Microsoft's Copilot Terms of Use, updated in the last quarter of 2025, state the AI is "for entertainment purposes only" and include the warning: "It can make mistakes, and it may not work as intended. Don't rely on Copilot for important advice. Use Copilot at your own risk." The disclaimer gained attention in early April 2026 as Microsoft markets Copilot as a productivity tool and integrated throughout Word, Excel, Outlook, and Teams.
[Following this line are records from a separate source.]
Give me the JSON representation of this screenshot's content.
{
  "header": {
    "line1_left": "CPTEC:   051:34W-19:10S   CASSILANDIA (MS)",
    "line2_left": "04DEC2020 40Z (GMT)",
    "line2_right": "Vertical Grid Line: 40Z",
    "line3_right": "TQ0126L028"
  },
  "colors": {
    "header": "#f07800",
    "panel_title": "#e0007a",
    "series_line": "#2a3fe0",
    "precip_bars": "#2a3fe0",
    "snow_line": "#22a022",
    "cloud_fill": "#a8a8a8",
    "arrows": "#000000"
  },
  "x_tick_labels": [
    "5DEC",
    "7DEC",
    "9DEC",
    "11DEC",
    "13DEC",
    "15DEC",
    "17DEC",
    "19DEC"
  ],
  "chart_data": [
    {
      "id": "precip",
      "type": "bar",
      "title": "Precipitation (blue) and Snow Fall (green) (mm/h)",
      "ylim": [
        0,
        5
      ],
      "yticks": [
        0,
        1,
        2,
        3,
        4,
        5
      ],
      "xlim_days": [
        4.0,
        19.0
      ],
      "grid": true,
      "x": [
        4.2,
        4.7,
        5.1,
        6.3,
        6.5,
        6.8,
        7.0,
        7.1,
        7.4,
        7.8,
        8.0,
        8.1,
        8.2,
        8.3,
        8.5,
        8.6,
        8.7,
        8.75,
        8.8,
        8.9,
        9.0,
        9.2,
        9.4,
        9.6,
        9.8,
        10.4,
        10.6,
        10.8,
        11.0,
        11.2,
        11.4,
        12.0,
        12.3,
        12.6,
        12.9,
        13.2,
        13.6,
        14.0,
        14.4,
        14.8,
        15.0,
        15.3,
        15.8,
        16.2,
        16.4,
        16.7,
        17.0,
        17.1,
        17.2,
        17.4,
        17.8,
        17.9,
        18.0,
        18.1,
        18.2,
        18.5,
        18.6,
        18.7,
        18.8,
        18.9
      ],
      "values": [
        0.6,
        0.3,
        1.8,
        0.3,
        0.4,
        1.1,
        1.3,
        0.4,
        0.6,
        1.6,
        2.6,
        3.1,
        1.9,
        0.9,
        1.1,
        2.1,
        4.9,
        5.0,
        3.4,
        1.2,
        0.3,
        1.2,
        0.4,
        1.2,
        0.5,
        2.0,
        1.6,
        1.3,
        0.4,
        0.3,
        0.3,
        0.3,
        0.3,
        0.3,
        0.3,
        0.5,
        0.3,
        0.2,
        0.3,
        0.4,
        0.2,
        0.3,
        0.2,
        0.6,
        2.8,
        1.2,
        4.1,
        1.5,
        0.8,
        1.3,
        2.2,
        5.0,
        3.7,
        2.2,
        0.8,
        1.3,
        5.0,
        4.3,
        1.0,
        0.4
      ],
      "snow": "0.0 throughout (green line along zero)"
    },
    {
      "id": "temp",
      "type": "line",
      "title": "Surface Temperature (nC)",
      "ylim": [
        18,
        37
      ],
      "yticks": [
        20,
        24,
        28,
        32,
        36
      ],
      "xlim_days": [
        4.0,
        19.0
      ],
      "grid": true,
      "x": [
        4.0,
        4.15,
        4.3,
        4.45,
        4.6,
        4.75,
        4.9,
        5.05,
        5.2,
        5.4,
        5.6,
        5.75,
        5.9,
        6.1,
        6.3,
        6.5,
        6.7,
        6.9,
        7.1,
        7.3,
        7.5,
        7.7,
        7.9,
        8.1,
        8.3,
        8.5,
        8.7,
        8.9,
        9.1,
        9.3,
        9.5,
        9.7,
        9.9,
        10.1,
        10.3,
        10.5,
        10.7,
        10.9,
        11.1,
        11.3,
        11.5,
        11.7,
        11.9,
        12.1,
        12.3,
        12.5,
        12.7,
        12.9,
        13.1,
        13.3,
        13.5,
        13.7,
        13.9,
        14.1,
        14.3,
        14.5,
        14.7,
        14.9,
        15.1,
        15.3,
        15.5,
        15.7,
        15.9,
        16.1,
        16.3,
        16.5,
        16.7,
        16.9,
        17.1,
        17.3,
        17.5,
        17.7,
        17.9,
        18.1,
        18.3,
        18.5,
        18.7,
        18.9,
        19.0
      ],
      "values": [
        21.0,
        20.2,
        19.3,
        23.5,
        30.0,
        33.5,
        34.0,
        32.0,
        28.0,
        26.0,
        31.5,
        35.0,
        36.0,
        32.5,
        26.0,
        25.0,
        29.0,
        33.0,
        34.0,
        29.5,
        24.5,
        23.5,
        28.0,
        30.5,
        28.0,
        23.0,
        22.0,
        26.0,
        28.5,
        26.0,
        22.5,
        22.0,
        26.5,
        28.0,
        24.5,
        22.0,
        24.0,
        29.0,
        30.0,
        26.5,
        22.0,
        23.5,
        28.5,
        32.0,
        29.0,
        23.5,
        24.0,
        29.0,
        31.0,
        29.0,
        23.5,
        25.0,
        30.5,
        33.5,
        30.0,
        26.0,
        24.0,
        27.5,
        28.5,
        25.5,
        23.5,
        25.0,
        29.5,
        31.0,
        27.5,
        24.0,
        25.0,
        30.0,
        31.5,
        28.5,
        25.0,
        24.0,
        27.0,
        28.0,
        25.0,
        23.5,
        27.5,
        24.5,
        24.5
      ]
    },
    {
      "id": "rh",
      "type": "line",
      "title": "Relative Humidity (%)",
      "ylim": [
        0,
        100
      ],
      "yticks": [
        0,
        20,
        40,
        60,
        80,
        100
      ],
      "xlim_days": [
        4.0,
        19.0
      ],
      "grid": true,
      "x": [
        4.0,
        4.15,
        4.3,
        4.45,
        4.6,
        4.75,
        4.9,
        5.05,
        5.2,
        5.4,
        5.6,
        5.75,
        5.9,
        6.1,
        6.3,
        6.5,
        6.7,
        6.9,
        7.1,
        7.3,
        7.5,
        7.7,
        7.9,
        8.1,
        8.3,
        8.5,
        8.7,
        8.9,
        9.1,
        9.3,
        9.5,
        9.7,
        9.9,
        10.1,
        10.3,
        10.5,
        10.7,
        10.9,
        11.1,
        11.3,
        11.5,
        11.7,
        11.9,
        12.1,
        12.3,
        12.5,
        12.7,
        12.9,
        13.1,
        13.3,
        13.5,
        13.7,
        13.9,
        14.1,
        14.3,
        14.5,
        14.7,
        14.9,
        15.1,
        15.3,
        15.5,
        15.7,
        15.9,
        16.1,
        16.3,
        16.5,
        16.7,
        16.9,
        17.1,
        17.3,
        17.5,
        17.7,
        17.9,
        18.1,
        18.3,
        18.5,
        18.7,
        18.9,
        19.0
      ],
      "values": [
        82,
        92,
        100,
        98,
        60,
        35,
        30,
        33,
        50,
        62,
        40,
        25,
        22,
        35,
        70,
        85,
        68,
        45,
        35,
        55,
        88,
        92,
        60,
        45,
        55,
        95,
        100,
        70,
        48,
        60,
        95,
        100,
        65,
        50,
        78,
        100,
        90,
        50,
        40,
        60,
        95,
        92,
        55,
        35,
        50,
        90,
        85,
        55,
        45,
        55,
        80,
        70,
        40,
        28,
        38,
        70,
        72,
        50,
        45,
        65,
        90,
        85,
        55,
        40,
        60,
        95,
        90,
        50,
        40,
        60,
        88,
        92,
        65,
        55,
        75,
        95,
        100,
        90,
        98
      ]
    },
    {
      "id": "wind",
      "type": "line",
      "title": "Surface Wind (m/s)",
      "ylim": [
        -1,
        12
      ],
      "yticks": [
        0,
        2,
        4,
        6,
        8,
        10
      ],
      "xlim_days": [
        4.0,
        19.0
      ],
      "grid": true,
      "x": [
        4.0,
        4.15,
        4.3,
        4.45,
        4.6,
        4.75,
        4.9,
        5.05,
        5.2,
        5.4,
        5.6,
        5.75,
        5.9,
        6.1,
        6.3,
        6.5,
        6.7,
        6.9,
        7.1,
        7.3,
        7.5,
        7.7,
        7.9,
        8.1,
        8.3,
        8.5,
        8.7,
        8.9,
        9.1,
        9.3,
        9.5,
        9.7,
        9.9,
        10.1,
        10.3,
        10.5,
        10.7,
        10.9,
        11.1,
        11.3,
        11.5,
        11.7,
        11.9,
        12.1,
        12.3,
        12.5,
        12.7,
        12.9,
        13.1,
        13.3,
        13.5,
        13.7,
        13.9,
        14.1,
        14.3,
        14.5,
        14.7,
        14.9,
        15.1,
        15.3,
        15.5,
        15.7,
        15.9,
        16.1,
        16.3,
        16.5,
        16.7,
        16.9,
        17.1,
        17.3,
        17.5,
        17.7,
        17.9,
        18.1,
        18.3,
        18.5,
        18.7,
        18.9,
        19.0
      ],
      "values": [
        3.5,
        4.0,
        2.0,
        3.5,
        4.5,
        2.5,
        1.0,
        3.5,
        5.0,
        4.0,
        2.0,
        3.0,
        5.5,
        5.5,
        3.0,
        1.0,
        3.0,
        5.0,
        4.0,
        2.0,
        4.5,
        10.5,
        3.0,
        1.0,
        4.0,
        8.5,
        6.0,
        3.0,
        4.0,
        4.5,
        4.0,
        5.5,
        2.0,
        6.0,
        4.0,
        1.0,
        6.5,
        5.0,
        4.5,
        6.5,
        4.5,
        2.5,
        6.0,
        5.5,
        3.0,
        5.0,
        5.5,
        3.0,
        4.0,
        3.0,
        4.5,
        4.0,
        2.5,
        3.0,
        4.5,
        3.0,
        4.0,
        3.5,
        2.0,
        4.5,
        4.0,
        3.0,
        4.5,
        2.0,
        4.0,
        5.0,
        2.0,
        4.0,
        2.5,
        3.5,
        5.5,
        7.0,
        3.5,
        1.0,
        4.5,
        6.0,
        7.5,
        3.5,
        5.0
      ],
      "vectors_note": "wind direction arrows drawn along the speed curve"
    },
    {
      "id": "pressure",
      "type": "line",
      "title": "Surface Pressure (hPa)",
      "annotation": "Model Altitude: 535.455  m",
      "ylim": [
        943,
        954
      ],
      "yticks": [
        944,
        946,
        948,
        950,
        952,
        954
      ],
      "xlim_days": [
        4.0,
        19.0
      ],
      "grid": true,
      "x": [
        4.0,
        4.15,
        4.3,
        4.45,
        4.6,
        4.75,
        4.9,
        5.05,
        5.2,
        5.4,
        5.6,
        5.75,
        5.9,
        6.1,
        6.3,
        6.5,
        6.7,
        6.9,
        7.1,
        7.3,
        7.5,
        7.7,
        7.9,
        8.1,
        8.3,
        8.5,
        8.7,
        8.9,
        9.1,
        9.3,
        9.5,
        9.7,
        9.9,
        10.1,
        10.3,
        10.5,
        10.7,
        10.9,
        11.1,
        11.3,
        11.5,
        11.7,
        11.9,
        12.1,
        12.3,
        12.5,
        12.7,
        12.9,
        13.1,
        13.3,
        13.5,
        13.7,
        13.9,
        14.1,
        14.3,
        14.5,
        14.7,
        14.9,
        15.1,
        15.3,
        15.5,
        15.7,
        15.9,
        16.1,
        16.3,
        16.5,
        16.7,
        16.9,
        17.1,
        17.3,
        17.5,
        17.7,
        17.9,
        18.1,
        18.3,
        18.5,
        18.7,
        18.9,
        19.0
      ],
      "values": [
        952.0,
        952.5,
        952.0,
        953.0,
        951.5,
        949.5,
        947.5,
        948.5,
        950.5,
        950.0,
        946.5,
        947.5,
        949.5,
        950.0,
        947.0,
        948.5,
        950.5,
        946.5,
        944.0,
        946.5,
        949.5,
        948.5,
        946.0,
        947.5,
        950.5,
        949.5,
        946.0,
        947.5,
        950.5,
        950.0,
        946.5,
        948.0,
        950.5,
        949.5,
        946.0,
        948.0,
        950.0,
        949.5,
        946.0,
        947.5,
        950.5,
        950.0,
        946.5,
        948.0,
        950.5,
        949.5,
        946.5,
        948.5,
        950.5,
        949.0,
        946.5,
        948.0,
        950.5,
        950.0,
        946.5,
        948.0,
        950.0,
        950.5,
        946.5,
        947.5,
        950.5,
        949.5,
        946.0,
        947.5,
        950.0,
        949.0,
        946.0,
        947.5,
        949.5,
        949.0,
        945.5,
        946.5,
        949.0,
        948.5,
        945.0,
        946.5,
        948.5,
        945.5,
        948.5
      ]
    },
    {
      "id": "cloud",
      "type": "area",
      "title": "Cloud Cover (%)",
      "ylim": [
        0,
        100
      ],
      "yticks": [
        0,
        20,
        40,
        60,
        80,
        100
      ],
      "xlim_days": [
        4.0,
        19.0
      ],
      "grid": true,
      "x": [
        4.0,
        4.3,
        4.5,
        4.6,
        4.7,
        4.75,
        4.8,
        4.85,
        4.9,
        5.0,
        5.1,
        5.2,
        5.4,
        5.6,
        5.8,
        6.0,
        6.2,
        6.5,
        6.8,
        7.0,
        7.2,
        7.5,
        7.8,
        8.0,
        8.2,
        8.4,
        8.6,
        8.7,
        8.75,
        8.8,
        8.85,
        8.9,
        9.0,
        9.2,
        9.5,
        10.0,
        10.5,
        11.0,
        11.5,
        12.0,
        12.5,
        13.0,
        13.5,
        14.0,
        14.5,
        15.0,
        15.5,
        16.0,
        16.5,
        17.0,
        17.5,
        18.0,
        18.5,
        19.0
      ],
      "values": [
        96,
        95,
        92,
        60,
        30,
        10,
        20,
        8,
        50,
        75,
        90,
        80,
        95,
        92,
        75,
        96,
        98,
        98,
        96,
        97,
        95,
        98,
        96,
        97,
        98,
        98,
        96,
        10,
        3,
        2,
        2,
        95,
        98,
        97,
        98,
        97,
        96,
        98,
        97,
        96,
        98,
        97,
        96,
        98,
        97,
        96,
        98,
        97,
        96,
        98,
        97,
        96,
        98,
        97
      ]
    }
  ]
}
While Microsoft describes the language as "legacy" from Bing Chat origins and plans updates, concerns about AI reliability and output verification remain central challenges for enterprise deployment.

Source: TechCrunch

What to know:

  • Microsoft's Terms of Use make no warranty about Copilot's reliability, note outputs may involve copyright/trademark/privacy considerations, and indicate users are responsible for content they choose to share, while organizations integrate the tool into daily business workflows.
  • The "entertainment purposes only" language applies to individual consumer use of Copilot, not Microsoft 365 Copilot for enterprise customers, though enterprise versions operate with similar technical limitations without this specific disclaimer in their terms.

Why it matters:

The disconnect between Microsoft's legal disclaimers and product positioning highlights a broader challenge for organizations deploying AI tools: vendors may limit liability through terms of service while businesses integrate these systems into operations involving sensitive data and decision-making. For mid-sized enterprises, user feedback about reliability and accuracy fluctuations suggests the importance of implementing verification processes and governance frameworks. Organizations should consider treating AI systems as tools requiring output validation, appropriate access controls, and ongoing monitoring rather than as fully autonomous decision-makers, ensuring AI deployment aligns with actual capability levels and organizational risk tolerance.